Because of this, we could categorize forks as being generalists since they consume all
prey species at close amounts. The exception to this is the ball prey, but they were not
physically adapted to catch this prey for the purposes of this experiment. On the other
hand, the spoons could be categorized as more of specialists. This is because the
proportions of each prey varies more significantly in their diet (0, 0.3018, 0.5858,
0.1124). The spoons in this experiment exploited a narrower range of resources, with
only high amounts of string and pasta prey. In fact, the toothpick prey were not consumed
at all by spoons since they were outside their range of resources as specialists. Also,
while balls were preferred by spoons due to their high energy content and ability to
maximize their net enery gain, they were not caught at high frequencies since there were
few in the environment and few were needed to “fill up” a spoon.
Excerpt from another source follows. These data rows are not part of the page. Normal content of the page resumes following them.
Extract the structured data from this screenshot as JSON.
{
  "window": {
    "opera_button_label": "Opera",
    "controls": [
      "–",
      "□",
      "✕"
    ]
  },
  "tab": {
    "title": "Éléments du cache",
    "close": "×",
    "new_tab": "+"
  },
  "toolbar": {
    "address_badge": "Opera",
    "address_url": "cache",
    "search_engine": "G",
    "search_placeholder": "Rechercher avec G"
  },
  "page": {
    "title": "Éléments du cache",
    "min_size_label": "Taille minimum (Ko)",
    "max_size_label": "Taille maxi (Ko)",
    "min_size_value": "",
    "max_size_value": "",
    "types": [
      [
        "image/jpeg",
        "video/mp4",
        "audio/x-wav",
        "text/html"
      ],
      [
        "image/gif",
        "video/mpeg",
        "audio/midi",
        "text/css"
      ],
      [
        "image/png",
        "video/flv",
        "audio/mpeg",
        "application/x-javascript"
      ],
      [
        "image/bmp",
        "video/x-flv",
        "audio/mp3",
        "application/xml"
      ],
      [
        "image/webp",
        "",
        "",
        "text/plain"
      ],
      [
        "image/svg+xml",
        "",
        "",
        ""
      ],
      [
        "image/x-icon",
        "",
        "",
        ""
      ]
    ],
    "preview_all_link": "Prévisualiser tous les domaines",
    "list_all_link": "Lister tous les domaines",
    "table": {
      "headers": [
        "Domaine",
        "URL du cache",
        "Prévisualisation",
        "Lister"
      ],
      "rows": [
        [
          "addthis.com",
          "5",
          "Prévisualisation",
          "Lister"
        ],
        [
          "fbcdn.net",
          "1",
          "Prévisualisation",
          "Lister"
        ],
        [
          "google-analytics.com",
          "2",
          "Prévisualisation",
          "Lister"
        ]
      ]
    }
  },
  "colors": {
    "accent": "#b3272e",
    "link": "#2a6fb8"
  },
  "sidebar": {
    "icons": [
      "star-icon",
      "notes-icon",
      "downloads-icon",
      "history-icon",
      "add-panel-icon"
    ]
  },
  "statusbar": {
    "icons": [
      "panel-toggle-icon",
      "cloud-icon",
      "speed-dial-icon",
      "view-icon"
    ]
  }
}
c) There was a considerably high amount of dietary overlap between the spoon and fork
predator species. We say this because after calculating Morisita’s index of diet overlap, a
value of C = 0.60 was obtained. In the index, a value of 0 indicates no overlap and 1
being complete overlap. Therefore, a value of 0.60 would mean a considerable amount of
dietary overlap since it is greater than a half. Also, the amount of overlap in prey species
consumed between spoons and forks can be seen in Figure 2.
d) By using a chi-squared test, we were able to determine that yes, the frequency of prey
species consumed does differ significantly between the two predator species. In fact, the
χ2 = 127.76 was larger than the χ2 = 7.815 at 95% certainty and also the χ2 = 16.266 at
99.9% certainty. Because our χ2 was larger, we can reject our null hypothesis of no
difference between the frequencies of prey species consumed at 95% certainty (0.05
uncertainty) and even at 99.9% certainty (0.001 uncertainty).